In 1Q16, Shake Shack (SHAK) posted EBITDA (earnings before interest, tax, depreciation, and amortization) of $7.8 million, which indicated an EBITDA margin of 14.4% compared to -23.2% in 1Q15.
Factors affecting EBITDA
With favorable commodity prices and sales leverage due to same-store sales growth of 9.9%, SHAK’s food and paper costs as a percentage of its total revenue fell to 28.8% from 30.5% in 1Q15.
Compared to 1Q15, beef prices fell by 11%. Menu prices rose, and supply chain enhancements also contributed to the fall of food and paper expenses. Other operating expenses and occupancy and related expenses fell by 0.3% and 0.5%, respectively, due to sales leverage.

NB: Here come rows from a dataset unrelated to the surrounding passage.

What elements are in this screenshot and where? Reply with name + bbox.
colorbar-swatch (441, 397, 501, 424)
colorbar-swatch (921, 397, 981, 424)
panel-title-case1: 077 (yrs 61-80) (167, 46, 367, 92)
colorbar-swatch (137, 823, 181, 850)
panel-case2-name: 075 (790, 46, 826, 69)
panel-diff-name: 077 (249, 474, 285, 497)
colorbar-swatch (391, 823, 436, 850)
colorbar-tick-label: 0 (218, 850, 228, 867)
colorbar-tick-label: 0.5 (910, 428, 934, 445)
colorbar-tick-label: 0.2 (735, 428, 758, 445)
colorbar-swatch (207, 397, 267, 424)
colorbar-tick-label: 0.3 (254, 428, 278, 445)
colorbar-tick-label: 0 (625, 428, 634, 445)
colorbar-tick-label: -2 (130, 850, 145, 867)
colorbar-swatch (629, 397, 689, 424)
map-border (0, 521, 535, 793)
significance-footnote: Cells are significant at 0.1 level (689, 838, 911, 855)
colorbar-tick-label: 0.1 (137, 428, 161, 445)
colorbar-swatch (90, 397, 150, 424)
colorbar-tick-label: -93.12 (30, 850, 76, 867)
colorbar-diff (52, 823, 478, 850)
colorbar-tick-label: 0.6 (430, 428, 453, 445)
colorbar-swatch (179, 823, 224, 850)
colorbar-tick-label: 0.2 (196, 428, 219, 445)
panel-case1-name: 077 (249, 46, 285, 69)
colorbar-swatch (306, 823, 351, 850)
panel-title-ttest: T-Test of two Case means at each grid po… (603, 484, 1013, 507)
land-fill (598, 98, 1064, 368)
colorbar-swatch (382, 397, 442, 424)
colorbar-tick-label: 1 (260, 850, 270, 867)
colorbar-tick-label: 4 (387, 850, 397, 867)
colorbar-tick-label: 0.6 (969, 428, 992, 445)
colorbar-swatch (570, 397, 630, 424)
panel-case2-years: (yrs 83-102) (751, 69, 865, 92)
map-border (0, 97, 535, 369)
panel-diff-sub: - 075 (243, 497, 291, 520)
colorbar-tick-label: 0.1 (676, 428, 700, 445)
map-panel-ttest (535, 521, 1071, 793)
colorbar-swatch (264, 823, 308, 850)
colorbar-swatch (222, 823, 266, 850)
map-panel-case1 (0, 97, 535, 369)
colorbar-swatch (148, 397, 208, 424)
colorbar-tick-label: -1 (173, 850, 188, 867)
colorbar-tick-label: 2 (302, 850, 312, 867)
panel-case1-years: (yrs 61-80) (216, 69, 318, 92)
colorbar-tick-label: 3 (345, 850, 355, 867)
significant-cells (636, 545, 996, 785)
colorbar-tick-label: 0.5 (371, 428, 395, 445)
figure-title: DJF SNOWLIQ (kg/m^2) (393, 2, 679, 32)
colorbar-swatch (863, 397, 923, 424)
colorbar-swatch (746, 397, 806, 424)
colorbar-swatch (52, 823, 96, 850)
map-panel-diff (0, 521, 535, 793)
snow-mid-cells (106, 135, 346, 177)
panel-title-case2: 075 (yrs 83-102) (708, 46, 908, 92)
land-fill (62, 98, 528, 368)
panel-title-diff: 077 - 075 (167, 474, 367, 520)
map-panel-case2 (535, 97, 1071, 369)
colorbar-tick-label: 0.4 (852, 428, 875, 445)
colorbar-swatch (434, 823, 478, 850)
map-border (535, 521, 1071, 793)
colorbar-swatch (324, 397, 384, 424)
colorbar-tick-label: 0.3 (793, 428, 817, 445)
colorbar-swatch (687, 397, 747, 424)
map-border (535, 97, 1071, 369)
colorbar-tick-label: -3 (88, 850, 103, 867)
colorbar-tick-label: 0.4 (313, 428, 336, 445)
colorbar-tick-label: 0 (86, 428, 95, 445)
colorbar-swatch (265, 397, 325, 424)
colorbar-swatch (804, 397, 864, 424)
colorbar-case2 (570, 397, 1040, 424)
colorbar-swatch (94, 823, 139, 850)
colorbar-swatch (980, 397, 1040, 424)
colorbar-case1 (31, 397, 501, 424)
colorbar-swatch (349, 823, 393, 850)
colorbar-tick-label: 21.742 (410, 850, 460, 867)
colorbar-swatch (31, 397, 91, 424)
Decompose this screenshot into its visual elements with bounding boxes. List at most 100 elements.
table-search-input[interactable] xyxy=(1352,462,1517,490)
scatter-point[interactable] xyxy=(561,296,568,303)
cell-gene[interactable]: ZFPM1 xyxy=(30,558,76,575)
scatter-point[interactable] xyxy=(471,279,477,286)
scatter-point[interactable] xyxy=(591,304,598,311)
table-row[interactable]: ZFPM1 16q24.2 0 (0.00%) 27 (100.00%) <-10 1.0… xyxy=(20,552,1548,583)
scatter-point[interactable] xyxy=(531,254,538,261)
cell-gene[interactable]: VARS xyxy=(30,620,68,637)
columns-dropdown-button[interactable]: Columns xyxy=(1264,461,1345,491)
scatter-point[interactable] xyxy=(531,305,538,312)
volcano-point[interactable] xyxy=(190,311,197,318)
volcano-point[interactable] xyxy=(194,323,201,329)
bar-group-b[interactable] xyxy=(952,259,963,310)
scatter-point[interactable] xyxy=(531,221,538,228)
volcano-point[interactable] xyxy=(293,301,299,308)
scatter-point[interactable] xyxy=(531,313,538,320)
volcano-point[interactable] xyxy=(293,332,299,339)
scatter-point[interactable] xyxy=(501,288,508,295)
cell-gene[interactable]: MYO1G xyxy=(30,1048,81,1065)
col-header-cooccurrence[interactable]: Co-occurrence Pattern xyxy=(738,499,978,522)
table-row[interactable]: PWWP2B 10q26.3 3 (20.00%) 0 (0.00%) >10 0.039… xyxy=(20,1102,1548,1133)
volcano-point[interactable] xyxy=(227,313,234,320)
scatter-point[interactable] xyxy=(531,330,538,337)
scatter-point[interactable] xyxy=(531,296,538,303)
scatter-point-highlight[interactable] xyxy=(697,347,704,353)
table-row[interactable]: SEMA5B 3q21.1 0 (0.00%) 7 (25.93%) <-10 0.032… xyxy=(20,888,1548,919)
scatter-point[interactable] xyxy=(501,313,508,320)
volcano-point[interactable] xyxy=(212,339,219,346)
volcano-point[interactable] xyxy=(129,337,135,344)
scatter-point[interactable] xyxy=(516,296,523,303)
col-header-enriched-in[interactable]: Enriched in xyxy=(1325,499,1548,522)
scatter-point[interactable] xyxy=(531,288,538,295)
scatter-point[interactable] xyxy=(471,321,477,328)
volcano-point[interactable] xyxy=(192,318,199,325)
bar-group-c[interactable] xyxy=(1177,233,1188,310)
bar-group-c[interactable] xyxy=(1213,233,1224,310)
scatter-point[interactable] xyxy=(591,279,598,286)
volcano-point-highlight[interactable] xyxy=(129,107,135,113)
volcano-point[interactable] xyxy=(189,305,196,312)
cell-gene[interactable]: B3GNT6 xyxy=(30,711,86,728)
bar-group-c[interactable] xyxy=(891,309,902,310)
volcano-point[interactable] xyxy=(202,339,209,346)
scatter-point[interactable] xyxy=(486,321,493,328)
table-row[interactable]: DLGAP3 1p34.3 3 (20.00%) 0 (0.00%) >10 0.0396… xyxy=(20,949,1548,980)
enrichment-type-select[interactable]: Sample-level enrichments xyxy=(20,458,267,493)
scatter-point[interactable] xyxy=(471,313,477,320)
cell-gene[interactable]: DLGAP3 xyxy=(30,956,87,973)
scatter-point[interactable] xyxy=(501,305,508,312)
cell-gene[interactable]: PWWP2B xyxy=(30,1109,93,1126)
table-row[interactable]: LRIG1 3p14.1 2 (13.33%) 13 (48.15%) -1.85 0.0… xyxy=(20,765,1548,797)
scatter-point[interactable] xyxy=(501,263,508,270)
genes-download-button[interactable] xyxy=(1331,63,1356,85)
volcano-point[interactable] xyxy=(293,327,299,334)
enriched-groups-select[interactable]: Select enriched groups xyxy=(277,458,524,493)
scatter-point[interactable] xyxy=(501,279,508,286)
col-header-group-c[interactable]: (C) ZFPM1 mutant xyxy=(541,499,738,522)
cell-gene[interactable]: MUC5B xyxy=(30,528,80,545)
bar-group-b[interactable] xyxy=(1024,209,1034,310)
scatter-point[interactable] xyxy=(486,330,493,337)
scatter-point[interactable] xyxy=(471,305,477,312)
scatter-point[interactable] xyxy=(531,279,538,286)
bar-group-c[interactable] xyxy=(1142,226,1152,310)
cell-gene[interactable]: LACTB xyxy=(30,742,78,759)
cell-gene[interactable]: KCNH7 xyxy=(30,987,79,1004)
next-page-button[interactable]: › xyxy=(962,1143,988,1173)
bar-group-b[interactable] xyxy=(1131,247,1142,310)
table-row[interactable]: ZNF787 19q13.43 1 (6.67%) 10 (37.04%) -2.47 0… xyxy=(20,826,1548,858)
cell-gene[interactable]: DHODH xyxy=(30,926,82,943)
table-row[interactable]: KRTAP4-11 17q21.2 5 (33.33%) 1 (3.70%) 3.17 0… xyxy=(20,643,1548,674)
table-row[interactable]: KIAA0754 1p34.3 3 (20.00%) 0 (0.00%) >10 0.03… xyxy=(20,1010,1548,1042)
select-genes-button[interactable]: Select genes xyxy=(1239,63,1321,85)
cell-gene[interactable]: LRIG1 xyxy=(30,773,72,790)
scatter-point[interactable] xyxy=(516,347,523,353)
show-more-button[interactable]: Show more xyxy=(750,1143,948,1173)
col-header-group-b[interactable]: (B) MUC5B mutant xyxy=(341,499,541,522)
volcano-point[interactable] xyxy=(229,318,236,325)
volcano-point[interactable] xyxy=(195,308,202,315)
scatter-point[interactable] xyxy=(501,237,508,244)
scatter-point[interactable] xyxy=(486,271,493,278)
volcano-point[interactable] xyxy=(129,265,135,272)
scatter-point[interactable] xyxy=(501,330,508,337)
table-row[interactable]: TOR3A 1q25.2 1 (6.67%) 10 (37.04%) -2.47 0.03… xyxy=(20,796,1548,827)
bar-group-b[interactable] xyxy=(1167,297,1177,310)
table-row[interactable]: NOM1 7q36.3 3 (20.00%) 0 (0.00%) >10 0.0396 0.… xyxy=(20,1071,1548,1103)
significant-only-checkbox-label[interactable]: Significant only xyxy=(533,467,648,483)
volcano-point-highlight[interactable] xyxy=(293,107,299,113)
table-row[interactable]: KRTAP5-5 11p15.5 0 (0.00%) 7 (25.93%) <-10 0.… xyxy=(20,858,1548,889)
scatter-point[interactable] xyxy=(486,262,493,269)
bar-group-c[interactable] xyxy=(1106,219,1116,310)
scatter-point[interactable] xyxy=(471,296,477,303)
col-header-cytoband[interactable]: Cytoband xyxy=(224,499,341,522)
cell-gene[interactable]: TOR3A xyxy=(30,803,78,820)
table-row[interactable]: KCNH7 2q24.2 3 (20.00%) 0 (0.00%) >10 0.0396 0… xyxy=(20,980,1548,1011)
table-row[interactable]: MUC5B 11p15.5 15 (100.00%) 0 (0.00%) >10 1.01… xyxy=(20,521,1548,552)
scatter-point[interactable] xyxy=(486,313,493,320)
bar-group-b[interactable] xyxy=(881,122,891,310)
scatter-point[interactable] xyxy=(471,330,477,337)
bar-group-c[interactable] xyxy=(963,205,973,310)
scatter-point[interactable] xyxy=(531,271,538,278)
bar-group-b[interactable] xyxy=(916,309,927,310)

Sales leverage offset the rise in employees’ hourly wages from $10.5 to $12, keeping the company’s labor expense flat at 25.2% of total revenue.
The general and administrative expenses of SHAK, which forms 0.01% of the holdings of the iShares Russell 2000 ETF (IWM), fell to 12.7% from 48.6% in 1Q15. In 1Q15, G&A (general and administrative) expenses were high due to costs related to SHAK’s initial public offering.
With commodity prices expected to be on the lower side for the rest of 2016 and same-store sales growth expected to be in positive territory, analysts estimate that SHAK’s EBITDA margin will rise to 16.1% in 2016 compared to 10.6% in 2015.